Et ton intelligence en a perdu le zèle

Qui la transporterait où le Vrai se peut voir.

Comment chercherais-tu l’absent seul désirable,

Si ton âme l’ignore et n’est qu’un froid miroir

Oublieux des rayons de sa face adorable ?

 

« Vous avez méconnu la volonté de Dieu,

Hommes nés pour le ciel, qui préférez la terre ;

Séduits par la douceur d’un moindre effort à faire,

Vous avez recherché le Bien hors de son lieu.

Il est dans l’éternel, et vous poursuivez l’heure

Qui, telle que la bête ayant au flanc l’épieu,

S’enfuit loin du chasseur en mourant et le leurre.

 

« Histrions ! vous prenez le masque et le décor

Pour la réalité de la vie, ô merveille !

Soucieux du plaisir de l’œil et de l’oreille,

Vous vous affranchissez du culte fou de l’or

En dressant des autels à la Forme des êtres ;

Ce que vous adorez, c’est la matière encor :

Vos artistes du Beau ne sont que les faux prêtres.

 

« Et vos poètes font, entre des chants d’amour,

Entendre dans leurs vers une plainte hypocrite,

Accusant la durée, inégale au mérite,

Comme si d’ajouter le jour avec le jour

De votre œuvre illusoire empêchait la ruine !

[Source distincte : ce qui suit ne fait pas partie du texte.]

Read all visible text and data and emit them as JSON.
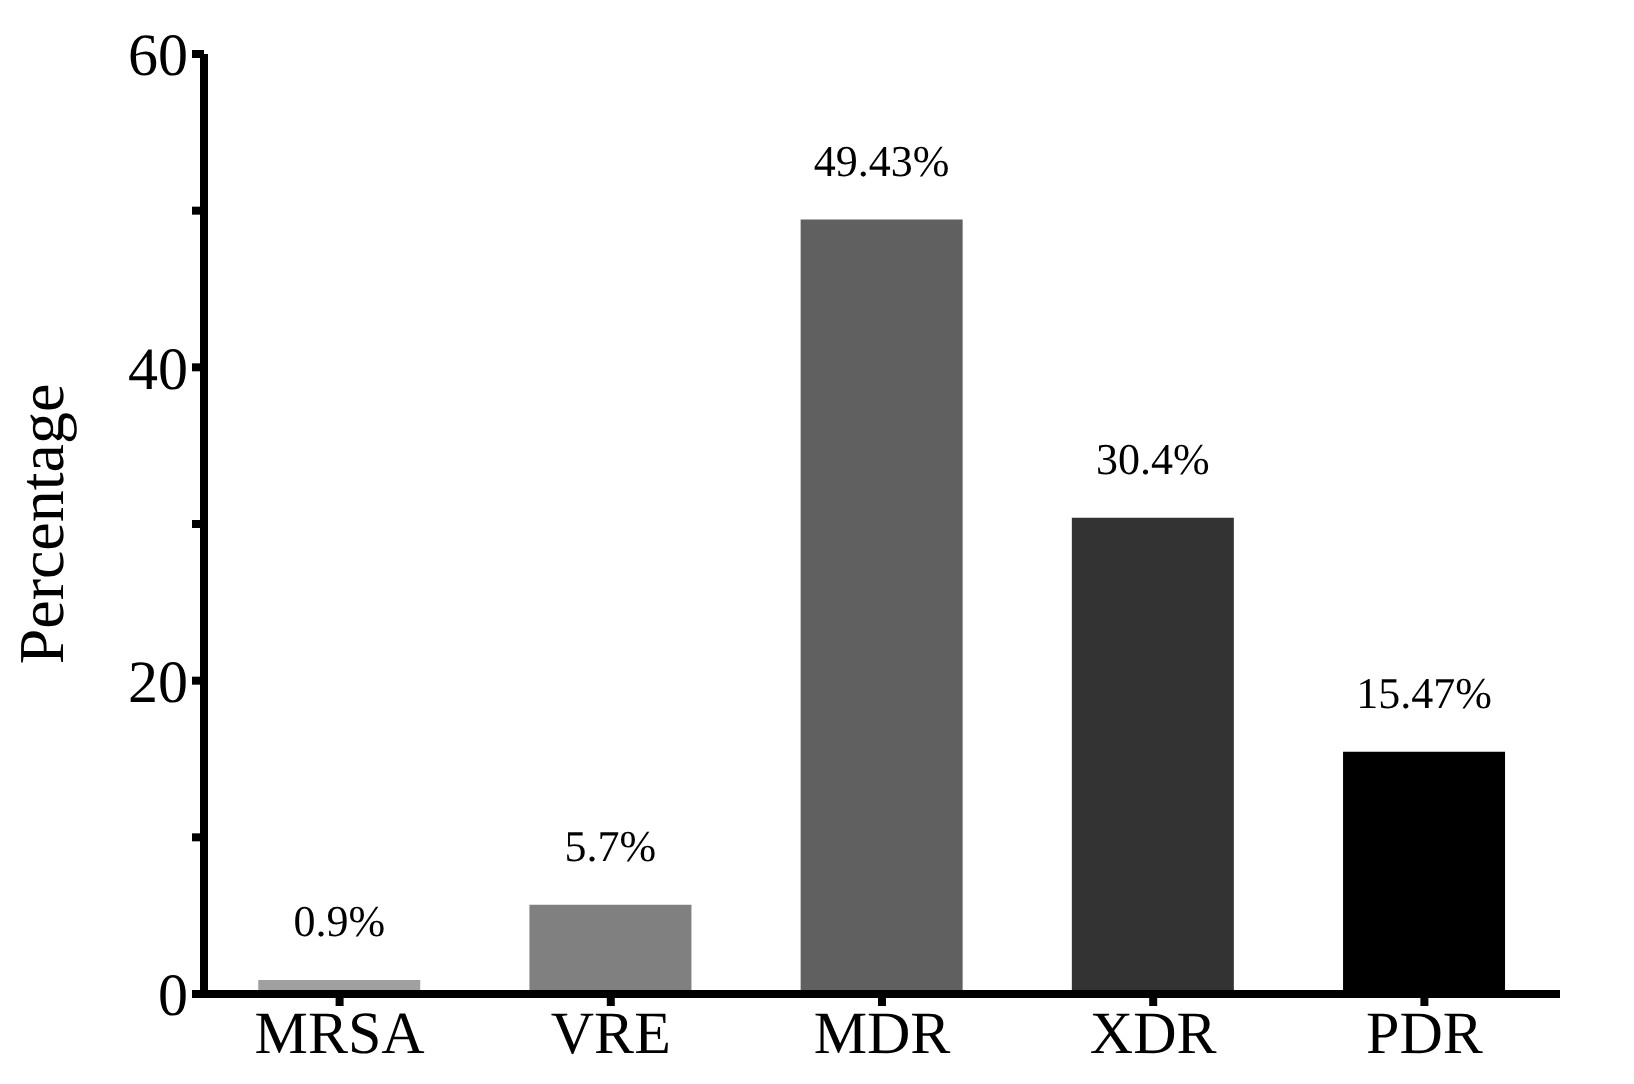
{
  "chart_data": {
    "type": "bar",
    "ylabel": "Percentage",
    "categories": [
      "MRSA",
      "VRE",
      "MDR",
      "XDR",
      "PDR"
    ],
    "values": [
      0.9,
      5.7,
      49.43,
      30.4,
      15.47
    ],
    "colors": [
      "#a0a0a0",
      "#808080",
      "#606060",
      "#333333",
      "#000000"
    ],
    "value_labels": [
      "0.9%",
      "5.7%",
      "49.43%",
      "30.4%",
      "15.47%"
    ],
    "ylim": [
      0,
      60
    ],
    "yticks": [
      0,
      {
        "value": 10,
        "label": null
      },
      20,
      {
        "value": 30,
        "label": null
      },
      40,
      {
        "value": 50,
        "label": null
      },
      60
    ],
    "grid": false,
    "legend": false
  }
}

Ah ! cessez d’y faillir chacun à votre tour,

Et remplissez le vœu de la Bonté divine.

 

« Mes frères, déchirez le voile corporel

Et faites taire en vous la voix des sens qui clame !

Voici que vous tenez attentive votre âme :

Dites, entendez-vous l’Être surnaturel

Que j’ouïs, cette nuit, dans mon extase sainte ?

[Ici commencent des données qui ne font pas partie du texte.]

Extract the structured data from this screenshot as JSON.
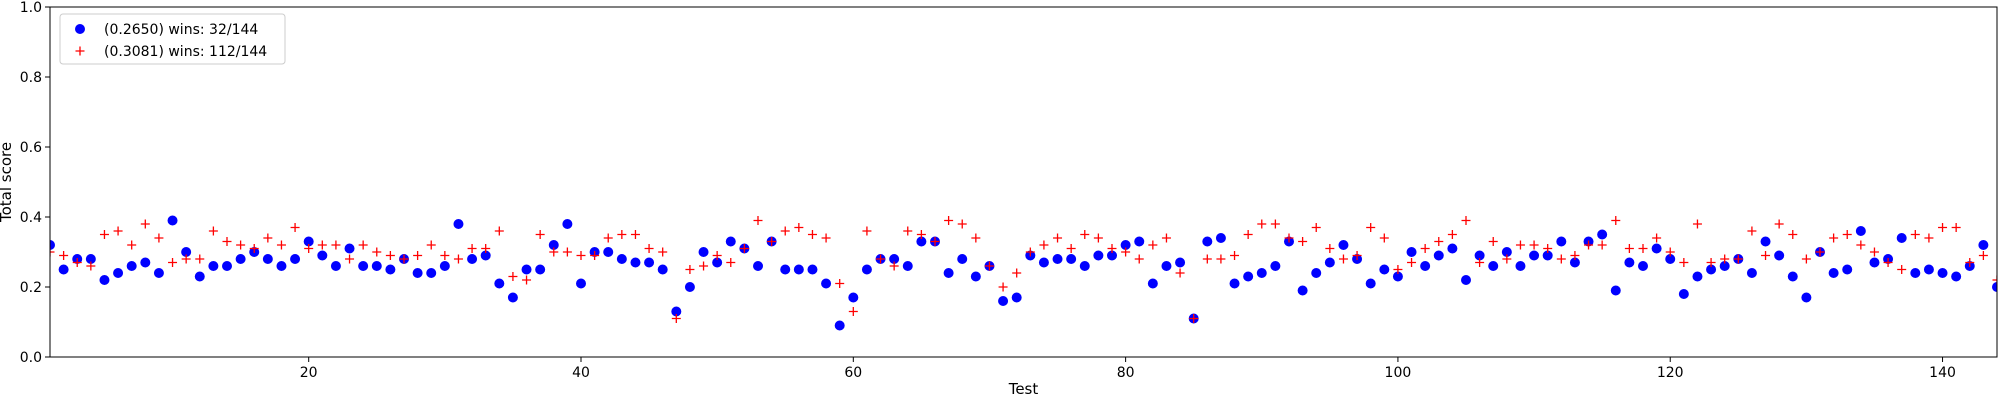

Et ne voyez-vous pas la splendeur du Réel

Surgir comme un flambeau dans une obscure enceinte !

 

« Seigneur, mon âme est une étrangère ici-bas.

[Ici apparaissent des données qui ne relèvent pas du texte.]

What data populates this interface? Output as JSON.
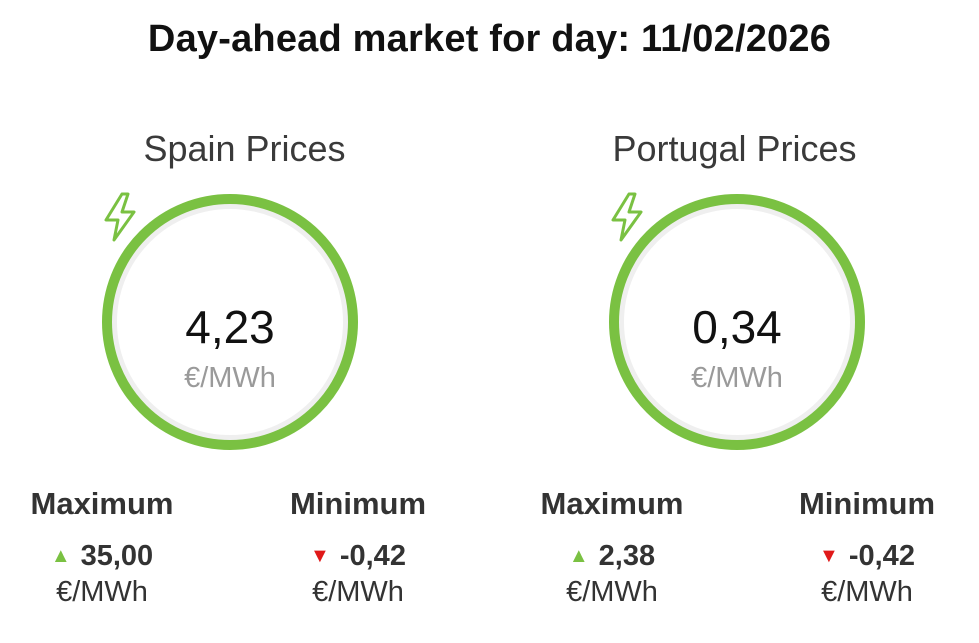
{
  "header": {
    "title": "Day-ahead market for day: 11/02/2026"
  },
  "colors": {
    "ring": "#7ac142",
    "ring_bg": "#efefef",
    "up_arrow": "#7ac142",
    "down_arrow": "#e01919"
  },
  "spain": {
    "title": "Spain Prices",
    "price": "4,23",
    "unit": "€/MWh",
    "icon": "lightning-bolt-icon",
    "maximum": {
      "label": "Maximum",
      "value": "35,00",
      "unit": "€/MWh",
      "icon": "triangle-up-icon"
    },
    "minimum": {
      "label": "Minimum",
      "value": "-0,42",
      "unit": "€/MWh",
      "icon": "triangle-down-icon"
    }
  },
  "portugal": {
    "title": "Portugal Prices",
    "price": "0,34",
    "unit": "€/MWh",
    "icon": "lightning-bolt-icon",
    "maximum": {
      "label": "Maximum",
      "value": "2,38",
      "unit": "€/MWh",
      "icon": "triangle-up-icon"
    },
    "minimum": {
      "label": "Minimum",
      "value": "-0,42",
      "unit": "€/MWh",
      "icon": "triangle-down-icon"
    }
  }
}
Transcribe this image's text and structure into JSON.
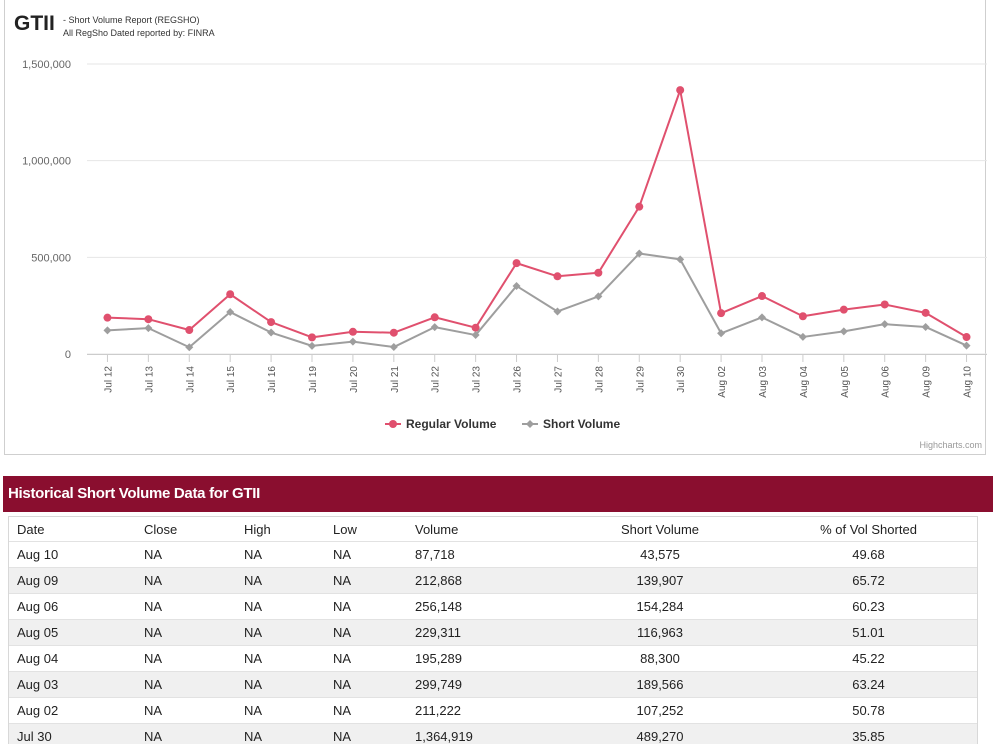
{
  "header": {
    "ticker": "GTII",
    "report_name": "- Short Volume Report  (REGSHO)",
    "report_source": "All RegSho Dated reported by: FINRA"
  },
  "chart_credits": "Highcharts.com",
  "colors": {
    "regular": "#e0506e",
    "short": "#9e9e9e",
    "table_header_bg": "#8a0e2f"
  },
  "chart_data": {
    "type": "line",
    "title": "",
    "xlabel": "",
    "ylabel": "",
    "ylim": [
      0,
      1500000
    ],
    "yticks": [
      0,
      500000,
      1000000,
      1500000
    ],
    "ytick_labels": [
      "0",
      "500,000",
      "1,000,000",
      "1,500,000"
    ],
    "grid": true,
    "legend_position": "bottom-center",
    "categories": [
      "Jul 12",
      "Jul 13",
      "Jul 14",
      "Jul 15",
      "Jul 16",
      "Jul 19",
      "Jul 20",
      "Jul 21",
      "Jul 22",
      "Jul 23",
      "Jul 26",
      "Jul 27",
      "Jul 28",
      "Jul 29",
      "Jul 30",
      "Aug 02",
      "Aug 03",
      "Aug 04",
      "Aug 05",
      "Aug 06",
      "Aug 09",
      "Aug 10"
    ],
    "series": [
      {
        "name": "Regular Volume",
        "color": "#e0506e",
        "marker": "circle",
        "values": [
          188000,
          180000,
          124000,
          309000,
          165000,
          86000,
          115000,
          110000,
          190000,
          136000,
          470000,
          402000,
          420000,
          762000,
          1364919,
          211222,
          299749,
          195289,
          229311,
          256148,
          212868,
          87718
        ]
      },
      {
        "name": "Short Volume",
        "color": "#9e9e9e",
        "marker": "diamond",
        "values": [
          122000,
          134000,
          35000,
          217000,
          111000,
          42000,
          64000,
          36000,
          139000,
          98000,
          352000,
          220000,
          298000,
          520000,
          489270,
          107252,
          189566,
          88300,
          116963,
          154284,
          139907,
          43575
        ]
      }
    ]
  },
  "table": {
    "title": "Historical Short Volume Data for GTII",
    "columns": [
      "Date",
      "Close",
      "High",
      "Low",
      "Volume",
      "Short Volume",
      "% of Vol Shorted"
    ],
    "rows": [
      [
        "Aug 10",
        "NA",
        "NA",
        "NA",
        "87,718",
        "43,575",
        "49.68"
      ],
      [
        "Aug 09",
        "NA",
        "NA",
        "NA",
        "212,868",
        "139,907",
        "65.72"
      ],
      [
        "Aug 06",
        "NA",
        "NA",
        "NA",
        "256,148",
        "154,284",
        "60.23"
      ],
      [
        "Aug 05",
        "NA",
        "NA",
        "NA",
        "229,311",
        "116,963",
        "51.01"
      ],
      [
        "Aug 04",
        "NA",
        "NA",
        "NA",
        "195,289",
        "88,300",
        "45.22"
      ],
      [
        "Aug 03",
        "NA",
        "NA",
        "NA",
        "299,749",
        "189,566",
        "63.24"
      ],
      [
        "Aug 02",
        "NA",
        "NA",
        "NA",
        "211,222",
        "107,252",
        "50.78"
      ],
      [
        "Jul 30",
        "NA",
        "NA",
        "NA",
        "1,364,919",
        "489,270",
        "35.85"
      ]
    ]
  }
}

Nul charme ne l’attache à la patrie humaine.

Comme une fleur qui tombe et que le vent promène

En dehors des chemins où l’Homme empreint ses pas,

Elle allait : votre grâce a rayonné sur elle.

Malgré son peu de prix, ne la dédaignez pas :

Faites que vos cieux soient sa patrie éternelle ! »

 

Alors, se confiant dans le Juge des morts

Pour imposer enfin l’inertie à ce corps,

La matière vaincue et dès lors sans usage,

Le vieillard fut heureux tellement qu’au visage

Il eut, signe du Dieu qui l’avait visité,

Comme un rayonnement plus beau que la beauté.

.   .   .   .   .   .   .   .   .   .   .   .   .   .   .   .   .   .   .   .   .   

 

 

 

Eugène HOLLANDE.

 

Recueilli dans les Suppléments à l’Anthologie

des poètes français contemporains, 1923.